I remembered there was something special about this book and that for some reason it was difficult to get so I immediately grabbed it and put it into my bag.

When I got home and googled it I remembered…This book was discussed in Steven Levy’s Crypto as being one of the first public histories of cryptography.

When I read Crypto I thought “gee, I should own a copy of the The Codebreakers” but then I looked up the book…It’s not that it’s difficult to get it’s that for some reason it’s bloody expensive!  A new copy basically costs $45 whether you want the hardcover or the eBook.  A $45 eBook!  A used copy of the hardcover is still over $20!  I don’t care how important a book is, that’s highway robbery.

So, I’m very glad I picked up a copy of The Codebreakers as part of my $3 bag of books.

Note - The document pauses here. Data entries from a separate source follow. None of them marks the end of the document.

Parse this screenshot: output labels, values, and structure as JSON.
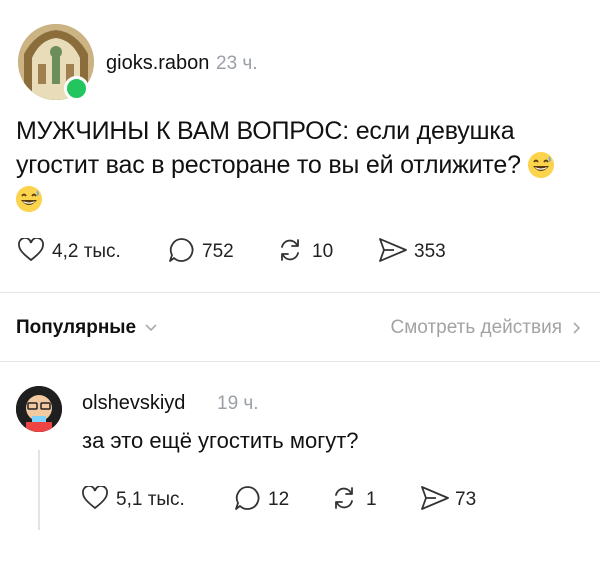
{
  "post": {
    "username": "gioks.rabon",
    "time": "23 ч.",
    "text": "МУЖЧИНЫ К ВАМ ВОПРОС: если девушка угостит вас в ресторане то вы ей отлижите?",
    "stats": {
      "likes": "4,2 тыс.",
      "comments": "752",
      "reposts": "10",
      "shares": "353"
    }
  },
  "sort": {
    "label": "Популярные",
    "actions_link": "Смотреть действия"
  },
  "reply": {
    "username": "olshevskiyd",
    "time": "19 ч.",
    "text": "за это ещё угостить могут?",
    "stats": {
      "likes": "5,1 тыс.",
      "comments": "12",
      "reposts": "1",
      "shares": "73"
    }
  },
  "colors": {
    "online": "#22c55e",
    "muted": "#9aa0a6",
    "emoji": "#fcd34d"
  },
  "icons": [
    "heart-icon",
    "comment-icon",
    "repost-icon",
    "share-icon",
    "chevron-down-icon",
    "chevron-right-icon",
    "grinning-sweat-emoji"
  ]
}
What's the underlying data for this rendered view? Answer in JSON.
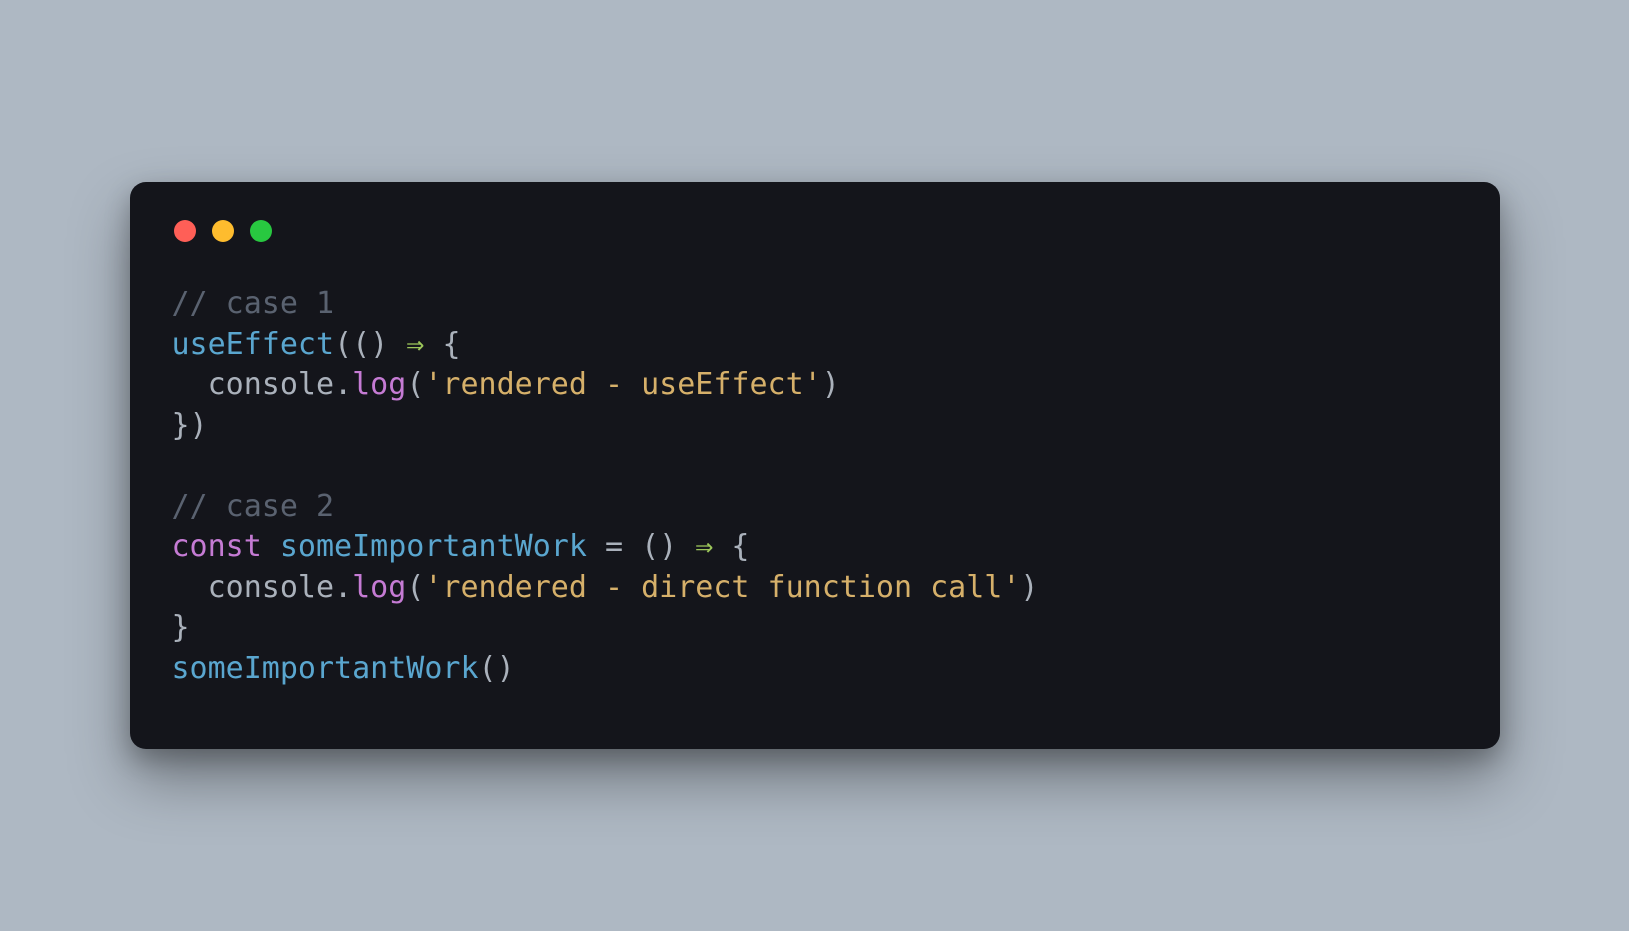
{
  "code": {
    "c1": "// case 1",
    "l2a": "useEffect",
    "l2b": "(()",
    "l2c": " ⇒ ",
    "l2d": "{",
    "l3a": "  console",
    "l3b": ".",
    "l3c": "log",
    "l3d": "(",
    "l3e": "'rendered - useEffect'",
    "l3f": ")",
    "l4": "})",
    "blank": "",
    "c2": "// case 2",
    "l7a": "const",
    "l7b": " someImportantWork ",
    "l7c": "=",
    "l7d": " () ",
    "l7e": "⇒",
    "l7f": " {",
    "l8a": "  console",
    "l8b": ".",
    "l8c": "log",
    "l8d": "(",
    "l8e": "'rendered - direct function call'",
    "l8f": ")",
    "l9": "}",
    "l10a": "someImportantWork",
    "l10b": "()"
  }
}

Also in my bag of books where these three Asimov books:

Odds_Asimov_Books

Pebble in the Sky is the first of the classic novels he wrote early in his career, but those two other books are collections of science fact writing he also did.  It’s oddly not that well known that Asimov was a terrifically prolific fact writer.  There was a series of collections of his science fact articles from The Magazine of Fantasy and Science Fiction published under the Discus imprint by Avon Books in the 1970s and From Earth to Heaven and Of Time, Space, and Other Things are the seventh and eighth in the series I have found.

Another thing I bought at the Friends of the Library Sale was this copy of Caddyshack on CED:

Odds_Caddyshack_CED

CED, you may recall, was the Capacitance Electronic Disc System, RCA’s entry into the early-1980s home video format war that also brought us VHS, Beta, and LaserDisc.  Of the various losers of that war, CED was probably the most sad loser.

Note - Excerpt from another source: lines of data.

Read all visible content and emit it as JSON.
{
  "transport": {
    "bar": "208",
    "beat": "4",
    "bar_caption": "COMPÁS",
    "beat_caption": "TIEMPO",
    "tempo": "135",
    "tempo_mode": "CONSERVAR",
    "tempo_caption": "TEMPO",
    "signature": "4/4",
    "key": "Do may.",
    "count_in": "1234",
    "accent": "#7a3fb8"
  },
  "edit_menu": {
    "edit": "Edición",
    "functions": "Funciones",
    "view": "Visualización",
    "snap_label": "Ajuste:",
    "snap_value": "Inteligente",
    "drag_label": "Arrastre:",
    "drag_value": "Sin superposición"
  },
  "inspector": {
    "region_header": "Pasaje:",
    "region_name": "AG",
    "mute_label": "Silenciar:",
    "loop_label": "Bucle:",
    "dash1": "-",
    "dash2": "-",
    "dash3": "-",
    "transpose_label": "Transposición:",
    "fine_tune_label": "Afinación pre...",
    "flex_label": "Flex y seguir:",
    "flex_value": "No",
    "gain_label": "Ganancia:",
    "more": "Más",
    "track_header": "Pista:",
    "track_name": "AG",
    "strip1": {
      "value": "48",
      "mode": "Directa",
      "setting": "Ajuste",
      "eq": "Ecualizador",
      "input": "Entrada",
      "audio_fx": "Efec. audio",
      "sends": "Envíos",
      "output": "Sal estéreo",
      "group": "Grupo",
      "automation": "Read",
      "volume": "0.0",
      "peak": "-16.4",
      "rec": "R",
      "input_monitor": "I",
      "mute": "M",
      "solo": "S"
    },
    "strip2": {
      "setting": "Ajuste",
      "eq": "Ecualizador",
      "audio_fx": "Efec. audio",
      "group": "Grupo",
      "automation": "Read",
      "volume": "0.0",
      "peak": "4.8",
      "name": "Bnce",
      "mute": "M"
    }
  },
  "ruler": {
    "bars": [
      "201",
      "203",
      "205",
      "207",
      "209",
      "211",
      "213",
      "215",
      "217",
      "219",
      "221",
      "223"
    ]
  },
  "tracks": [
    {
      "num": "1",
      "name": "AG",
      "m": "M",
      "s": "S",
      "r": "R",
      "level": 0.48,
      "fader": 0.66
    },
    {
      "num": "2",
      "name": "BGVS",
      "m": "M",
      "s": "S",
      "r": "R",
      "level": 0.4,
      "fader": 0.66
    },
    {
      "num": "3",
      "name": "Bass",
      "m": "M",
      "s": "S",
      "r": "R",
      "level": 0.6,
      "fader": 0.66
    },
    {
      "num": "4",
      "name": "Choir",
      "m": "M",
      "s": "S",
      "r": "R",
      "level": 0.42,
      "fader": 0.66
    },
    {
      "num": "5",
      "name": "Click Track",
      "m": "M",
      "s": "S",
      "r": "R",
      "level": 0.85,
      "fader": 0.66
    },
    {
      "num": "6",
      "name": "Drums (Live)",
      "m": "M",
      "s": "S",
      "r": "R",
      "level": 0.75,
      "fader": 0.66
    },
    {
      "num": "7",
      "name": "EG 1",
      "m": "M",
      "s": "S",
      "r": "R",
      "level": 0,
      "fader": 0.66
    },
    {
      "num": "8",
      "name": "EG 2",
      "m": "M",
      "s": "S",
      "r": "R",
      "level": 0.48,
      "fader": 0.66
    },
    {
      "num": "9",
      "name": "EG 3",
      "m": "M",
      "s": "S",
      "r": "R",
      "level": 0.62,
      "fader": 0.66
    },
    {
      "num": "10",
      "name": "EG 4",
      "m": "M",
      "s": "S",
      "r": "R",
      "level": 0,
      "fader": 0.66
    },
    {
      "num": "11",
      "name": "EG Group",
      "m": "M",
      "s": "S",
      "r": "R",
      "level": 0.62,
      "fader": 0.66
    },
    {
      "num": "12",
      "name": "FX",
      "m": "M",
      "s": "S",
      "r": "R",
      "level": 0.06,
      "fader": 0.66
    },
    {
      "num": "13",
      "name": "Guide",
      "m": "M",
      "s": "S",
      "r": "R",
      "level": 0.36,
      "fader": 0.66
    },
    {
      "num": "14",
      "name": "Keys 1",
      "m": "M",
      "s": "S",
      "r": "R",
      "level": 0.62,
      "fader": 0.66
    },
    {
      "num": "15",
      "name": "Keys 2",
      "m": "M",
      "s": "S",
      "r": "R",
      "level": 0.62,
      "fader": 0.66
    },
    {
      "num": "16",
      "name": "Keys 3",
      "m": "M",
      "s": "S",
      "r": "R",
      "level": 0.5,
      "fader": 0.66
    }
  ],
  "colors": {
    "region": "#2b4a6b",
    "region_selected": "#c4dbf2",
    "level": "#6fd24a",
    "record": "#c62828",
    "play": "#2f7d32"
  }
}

VHS, of course won.  Beta gave the world slightly better video quality and was still recordable.  LaserDisc was a very adaptable format that soldered on until the advent of DVD as the format with the highest quality analog video.  CED basically had no advantages.  It was not recordable but did not have better video quality as LaserDisc did.  It used a needle that had to physically touch the surface of the disc so over-time the video quality of a disc would degrade.

The discs are held in the bulky plastic caddy you see in the photo.  You would insert the caddy into the player and the player would sort of eat the disc while you removed the caddy.

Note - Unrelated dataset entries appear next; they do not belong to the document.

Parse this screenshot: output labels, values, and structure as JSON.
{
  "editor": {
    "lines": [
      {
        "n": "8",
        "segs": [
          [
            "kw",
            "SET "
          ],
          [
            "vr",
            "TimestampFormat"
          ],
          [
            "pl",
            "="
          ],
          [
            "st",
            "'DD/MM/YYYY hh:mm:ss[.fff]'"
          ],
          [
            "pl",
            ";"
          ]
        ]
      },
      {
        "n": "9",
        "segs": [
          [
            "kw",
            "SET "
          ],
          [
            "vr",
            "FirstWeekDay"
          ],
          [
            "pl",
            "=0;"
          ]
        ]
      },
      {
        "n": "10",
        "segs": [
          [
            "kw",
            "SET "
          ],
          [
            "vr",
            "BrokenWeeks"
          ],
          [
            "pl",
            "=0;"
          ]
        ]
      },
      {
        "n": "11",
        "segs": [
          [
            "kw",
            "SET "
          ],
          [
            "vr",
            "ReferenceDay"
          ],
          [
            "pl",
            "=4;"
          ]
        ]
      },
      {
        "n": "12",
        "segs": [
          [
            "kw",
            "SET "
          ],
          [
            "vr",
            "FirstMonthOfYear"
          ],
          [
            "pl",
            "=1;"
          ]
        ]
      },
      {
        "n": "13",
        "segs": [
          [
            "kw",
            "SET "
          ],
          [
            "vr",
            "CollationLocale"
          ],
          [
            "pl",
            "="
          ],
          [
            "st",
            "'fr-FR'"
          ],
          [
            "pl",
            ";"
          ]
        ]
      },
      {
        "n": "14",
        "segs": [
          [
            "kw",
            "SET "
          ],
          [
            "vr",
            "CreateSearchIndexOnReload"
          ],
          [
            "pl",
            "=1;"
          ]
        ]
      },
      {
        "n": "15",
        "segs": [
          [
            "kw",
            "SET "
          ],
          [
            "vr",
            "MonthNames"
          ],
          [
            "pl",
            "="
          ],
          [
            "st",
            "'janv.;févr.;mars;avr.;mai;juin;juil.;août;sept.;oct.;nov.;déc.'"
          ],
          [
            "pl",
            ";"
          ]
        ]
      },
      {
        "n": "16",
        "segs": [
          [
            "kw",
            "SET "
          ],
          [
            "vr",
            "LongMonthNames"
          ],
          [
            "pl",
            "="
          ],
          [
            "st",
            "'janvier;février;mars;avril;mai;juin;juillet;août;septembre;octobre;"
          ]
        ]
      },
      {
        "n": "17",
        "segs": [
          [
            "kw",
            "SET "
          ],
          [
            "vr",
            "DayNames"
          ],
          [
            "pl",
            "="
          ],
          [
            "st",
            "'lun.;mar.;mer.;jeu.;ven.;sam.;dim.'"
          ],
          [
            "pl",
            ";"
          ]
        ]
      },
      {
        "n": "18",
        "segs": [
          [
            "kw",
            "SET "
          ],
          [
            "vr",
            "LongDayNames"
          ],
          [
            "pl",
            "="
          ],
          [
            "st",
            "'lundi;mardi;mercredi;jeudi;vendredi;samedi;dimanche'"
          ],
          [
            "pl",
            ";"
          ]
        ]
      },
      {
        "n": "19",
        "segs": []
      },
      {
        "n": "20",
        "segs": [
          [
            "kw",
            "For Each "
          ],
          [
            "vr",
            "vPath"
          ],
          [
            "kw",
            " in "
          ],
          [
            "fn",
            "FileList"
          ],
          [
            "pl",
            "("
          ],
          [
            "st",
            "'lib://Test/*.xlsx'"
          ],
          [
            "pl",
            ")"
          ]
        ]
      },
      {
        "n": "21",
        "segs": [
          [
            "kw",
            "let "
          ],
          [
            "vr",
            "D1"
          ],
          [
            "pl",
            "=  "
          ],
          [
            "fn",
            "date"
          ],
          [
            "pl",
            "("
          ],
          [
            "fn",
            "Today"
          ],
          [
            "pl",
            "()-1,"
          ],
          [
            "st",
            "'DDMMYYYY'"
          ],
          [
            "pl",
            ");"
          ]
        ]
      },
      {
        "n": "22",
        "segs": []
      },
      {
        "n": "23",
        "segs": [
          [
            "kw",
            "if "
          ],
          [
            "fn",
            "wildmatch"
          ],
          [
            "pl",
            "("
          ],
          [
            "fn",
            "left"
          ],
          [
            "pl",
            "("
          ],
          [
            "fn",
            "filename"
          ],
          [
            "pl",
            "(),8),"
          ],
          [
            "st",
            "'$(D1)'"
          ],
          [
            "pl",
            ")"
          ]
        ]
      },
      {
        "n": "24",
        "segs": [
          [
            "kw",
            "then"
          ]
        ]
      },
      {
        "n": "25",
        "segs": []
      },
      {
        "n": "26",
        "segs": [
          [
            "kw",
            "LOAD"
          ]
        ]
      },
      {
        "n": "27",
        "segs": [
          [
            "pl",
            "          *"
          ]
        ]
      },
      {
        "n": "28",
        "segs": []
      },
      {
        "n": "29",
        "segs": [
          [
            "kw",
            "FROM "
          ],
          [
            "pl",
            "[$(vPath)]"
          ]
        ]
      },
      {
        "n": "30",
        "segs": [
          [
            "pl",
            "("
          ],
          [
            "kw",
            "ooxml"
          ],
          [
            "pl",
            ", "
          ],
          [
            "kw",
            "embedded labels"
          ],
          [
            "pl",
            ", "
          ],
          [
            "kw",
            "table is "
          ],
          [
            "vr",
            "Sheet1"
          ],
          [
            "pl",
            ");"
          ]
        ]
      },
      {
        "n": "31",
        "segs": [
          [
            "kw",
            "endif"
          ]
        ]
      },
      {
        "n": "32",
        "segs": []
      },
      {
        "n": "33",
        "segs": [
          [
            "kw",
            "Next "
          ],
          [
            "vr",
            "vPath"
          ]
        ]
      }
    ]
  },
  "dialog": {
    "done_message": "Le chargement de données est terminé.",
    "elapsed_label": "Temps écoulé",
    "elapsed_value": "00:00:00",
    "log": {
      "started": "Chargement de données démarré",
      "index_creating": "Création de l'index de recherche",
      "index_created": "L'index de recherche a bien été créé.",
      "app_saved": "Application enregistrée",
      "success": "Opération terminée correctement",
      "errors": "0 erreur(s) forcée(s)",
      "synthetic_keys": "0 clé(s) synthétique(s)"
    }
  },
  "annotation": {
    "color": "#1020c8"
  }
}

At the moment I do not own a CED player.

The reason I bought this CED is that I sort of collect examples of forgotten video formats:

Odds_Video_Format_Col

Here you see Caddyshack on CED, Blade Runner on LaserDisc, The Pink Panther on Video CD, Jumpin’ Jack Flash on Beta, Being John Malkovich on HD DVD, and Deep Impact on DIVX (full-frame DIVX for maximum awfulness).

The practical reason for owning these things is if I happen to find a player at a thrift store I want to already own a test article.  The silly reason is that I just think it’s hilarious.